Players Mentioned

Bushnell Cup Winner Jeff Terrell Signs With Kansas City Chiefs
April 30, 2007 | Football
Two years ago, Jeff Terrell was an unknown, unheralded sophomore on the outside looking in on a race to be Princeton starting quarterback. Two seasons - including 16 wins, one Ivy League championship and Player of the Year honor - later, Terrell is now looking to break into another quarterback race. This time, it's with the NFL's Kansas City Chiefs.
Terrell, who guided the 2006 Princeton football squad to a 9-1 record and the Ivy League title, signed a rookie free agent contract with the Kansas City Chiefs following the 2007 NFL Draft.
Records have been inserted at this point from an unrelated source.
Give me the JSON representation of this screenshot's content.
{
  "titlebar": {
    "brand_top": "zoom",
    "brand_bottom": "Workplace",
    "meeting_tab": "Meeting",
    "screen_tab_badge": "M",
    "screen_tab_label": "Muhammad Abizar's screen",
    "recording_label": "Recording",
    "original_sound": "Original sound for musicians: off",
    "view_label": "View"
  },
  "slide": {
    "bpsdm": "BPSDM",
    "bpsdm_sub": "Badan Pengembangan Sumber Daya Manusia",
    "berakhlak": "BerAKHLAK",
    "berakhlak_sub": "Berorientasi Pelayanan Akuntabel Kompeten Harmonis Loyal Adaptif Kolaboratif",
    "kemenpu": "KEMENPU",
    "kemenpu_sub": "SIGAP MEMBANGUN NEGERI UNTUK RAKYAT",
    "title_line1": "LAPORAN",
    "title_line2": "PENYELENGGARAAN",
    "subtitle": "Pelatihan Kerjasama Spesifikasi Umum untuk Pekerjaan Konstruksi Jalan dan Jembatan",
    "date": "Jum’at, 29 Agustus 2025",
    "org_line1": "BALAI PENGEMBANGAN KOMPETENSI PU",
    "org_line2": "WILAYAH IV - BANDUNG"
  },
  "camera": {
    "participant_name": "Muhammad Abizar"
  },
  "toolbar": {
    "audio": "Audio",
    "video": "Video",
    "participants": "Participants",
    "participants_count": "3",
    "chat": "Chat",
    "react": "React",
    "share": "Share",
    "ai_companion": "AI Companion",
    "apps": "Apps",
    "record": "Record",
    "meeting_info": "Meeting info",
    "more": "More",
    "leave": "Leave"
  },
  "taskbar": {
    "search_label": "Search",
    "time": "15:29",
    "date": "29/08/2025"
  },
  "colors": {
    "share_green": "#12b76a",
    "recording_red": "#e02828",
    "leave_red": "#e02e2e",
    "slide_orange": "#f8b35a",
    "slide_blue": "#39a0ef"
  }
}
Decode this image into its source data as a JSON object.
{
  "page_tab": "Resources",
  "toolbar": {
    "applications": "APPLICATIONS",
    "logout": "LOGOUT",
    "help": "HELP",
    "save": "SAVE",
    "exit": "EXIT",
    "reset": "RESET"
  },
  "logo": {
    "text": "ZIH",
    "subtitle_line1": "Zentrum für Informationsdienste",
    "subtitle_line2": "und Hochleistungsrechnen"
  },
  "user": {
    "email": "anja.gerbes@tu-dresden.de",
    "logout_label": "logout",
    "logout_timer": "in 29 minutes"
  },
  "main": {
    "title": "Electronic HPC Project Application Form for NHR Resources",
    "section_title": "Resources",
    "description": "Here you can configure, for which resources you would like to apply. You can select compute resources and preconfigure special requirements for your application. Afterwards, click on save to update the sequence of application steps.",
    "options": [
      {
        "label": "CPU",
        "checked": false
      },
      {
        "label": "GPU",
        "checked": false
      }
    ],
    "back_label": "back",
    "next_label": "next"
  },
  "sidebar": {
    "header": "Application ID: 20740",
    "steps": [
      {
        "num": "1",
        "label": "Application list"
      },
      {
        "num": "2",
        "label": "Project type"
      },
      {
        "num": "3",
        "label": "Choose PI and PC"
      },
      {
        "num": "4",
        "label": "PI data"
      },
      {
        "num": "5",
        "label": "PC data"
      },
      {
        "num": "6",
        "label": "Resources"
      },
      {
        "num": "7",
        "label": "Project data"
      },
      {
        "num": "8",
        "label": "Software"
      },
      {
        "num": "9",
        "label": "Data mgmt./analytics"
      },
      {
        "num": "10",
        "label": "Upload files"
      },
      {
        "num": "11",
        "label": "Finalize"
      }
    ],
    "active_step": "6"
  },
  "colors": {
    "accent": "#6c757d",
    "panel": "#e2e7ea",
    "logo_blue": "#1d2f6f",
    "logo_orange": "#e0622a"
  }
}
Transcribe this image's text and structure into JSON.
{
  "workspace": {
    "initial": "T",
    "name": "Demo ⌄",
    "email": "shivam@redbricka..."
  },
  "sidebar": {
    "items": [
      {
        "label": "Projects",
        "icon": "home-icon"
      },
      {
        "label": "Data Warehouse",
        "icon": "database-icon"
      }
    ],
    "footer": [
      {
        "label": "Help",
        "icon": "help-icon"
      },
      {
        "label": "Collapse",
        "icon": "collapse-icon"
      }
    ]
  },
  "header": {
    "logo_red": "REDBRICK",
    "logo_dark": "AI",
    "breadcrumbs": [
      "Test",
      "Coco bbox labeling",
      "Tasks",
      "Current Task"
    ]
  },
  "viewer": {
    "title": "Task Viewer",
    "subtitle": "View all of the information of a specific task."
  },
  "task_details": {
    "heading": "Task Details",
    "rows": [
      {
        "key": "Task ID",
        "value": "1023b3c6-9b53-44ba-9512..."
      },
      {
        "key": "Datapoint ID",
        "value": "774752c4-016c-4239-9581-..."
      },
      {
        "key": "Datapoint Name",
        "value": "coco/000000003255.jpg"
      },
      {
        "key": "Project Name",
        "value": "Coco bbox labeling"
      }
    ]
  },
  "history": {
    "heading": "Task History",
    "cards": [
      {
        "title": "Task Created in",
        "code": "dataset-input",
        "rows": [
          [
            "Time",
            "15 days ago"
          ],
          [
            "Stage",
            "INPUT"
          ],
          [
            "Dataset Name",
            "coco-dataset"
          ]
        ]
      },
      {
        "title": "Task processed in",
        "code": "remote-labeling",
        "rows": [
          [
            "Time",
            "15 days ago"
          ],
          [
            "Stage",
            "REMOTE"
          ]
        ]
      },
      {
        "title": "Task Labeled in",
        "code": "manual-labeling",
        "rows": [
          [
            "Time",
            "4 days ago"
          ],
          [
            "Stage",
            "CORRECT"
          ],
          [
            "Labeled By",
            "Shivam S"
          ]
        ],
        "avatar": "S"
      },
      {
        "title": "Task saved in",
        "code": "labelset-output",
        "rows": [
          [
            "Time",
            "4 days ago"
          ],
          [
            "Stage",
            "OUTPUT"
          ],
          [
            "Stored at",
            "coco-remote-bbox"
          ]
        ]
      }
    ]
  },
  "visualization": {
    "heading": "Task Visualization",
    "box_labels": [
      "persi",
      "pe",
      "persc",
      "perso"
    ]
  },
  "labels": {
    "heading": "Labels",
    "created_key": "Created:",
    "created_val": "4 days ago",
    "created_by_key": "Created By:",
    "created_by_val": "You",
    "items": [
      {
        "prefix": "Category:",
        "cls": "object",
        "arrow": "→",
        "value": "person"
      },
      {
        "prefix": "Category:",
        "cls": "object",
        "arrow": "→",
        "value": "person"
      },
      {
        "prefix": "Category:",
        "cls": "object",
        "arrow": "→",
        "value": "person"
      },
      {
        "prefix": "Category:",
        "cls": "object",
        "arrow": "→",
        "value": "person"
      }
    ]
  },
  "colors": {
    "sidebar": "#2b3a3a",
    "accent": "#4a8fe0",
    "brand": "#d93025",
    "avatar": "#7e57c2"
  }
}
Several teams were showing interest in Terrell as the draft neared completion, but the Chiefs, who did not draft a rookie quarterback, were the ones to get his name on a contract, a two-year deal with a signing bonus, pending he makes the roster. Terrell, who spoke with the Chiefs quarterback coach, Dick Curl, is thrilled at the opportunity.
"I am still trying to digest it all, but on the whole, this is a childhood dream come true and I'm so excited to see what the Lord has in store for me in Kansas City," Terrell said. "I feel incredibly blessed and honored to have this opportunity and will do everything I can to make Princeton and my family proud. Though this was a big hurdle and I am excited, I have a lot of work left to do and a lot to prove to a lot of people. I do trust, though, that if I keep working hard and keep trusting the Lord, things will somehow work out, as they did [Sunday] night."
Terrell has nothing left to prove to Princeton fans, who were thrilled with two seasons' worth of his heroics. As a junior, he led Princeton to a 7-3 record, throwing for 1,721 yards and 10 touchdowns. The Tigers went 5-2 in the Ivy League, good enough for second place, and had their best season in a decade.
And that was just the appetizer.
His senior season won't soon be forgotten. With a team picked to finish sixth in the league preseason poll, Terrell led Princeton to wins in each of its first five games, including a 31-28 comeback win against Harvard, when he threw for 223 yards and two touchdowns while rushing for 32 yards and a score. Included in that opening stretch was a 27-26 overtime win at Colgate, when Terrell rushed for both a key fourth down and an overtime touchdown.
Following a loss at Cornell, Terrell put together a pair of games for the ages. First was a 31-30 double-overtime victory over Penn, when Terrell completed 21 of 36 passes for 227 yards and three touchdowns. He's best remembered for the fourth score, when he took a pitch from running back Rob Toresco on fourth-and-goal in overtime and recorded a touchdown that would be voted the No. 1 highlight on that night's "Top Plays" on ESPN's SportsCenter.
Somehow, he topped that performance seven days later. In the fourth greatest passing game in Princeton history, Terrell threw for 445 yards and three touchdowns in the dramatic 34-31 road win at Yale. Trailing by 14 points on three different occasions, Terrell completed 32 of 47 passes, including the game-winning 57-yard touchdown to Brian Brigham, and hit each of his last seven attempts to secure the win. He would add nine straight completions to start the Dartmouth game to set a Princeton record with 16 straight completions. Also, Terrell's 17 touchdown passes in 2006 are second only to Doug Butler's 25 touchdown passes in 2006.
Terrell threw for 4,166 yards in two seasons at Princeton, fourth most in program history, and his 2,445 yards last season were fifth most at Princeton. That total surpassed the best mark of longtime NFL veteran and current Dallas Cowboys offensive coordinator Jason Garrett, who threw for 2,217 yards in 1988. Garrett's 1998 season and Terrell's 2006 one are the only two years that a Princeton quarterback won the Bushnell Cup award, given to the Ivy League Player of the Year.
There is a precedent for Bushnell Cup winners to have success in the NFL. The last quarterback to win the Bushnell was 2004 Harvard quarterback Ryan Fitzpatrick, who threw for more than 300 yards in his professional debut with the St. Louis Rams and would earn NFC Offensive Player of the Week honors.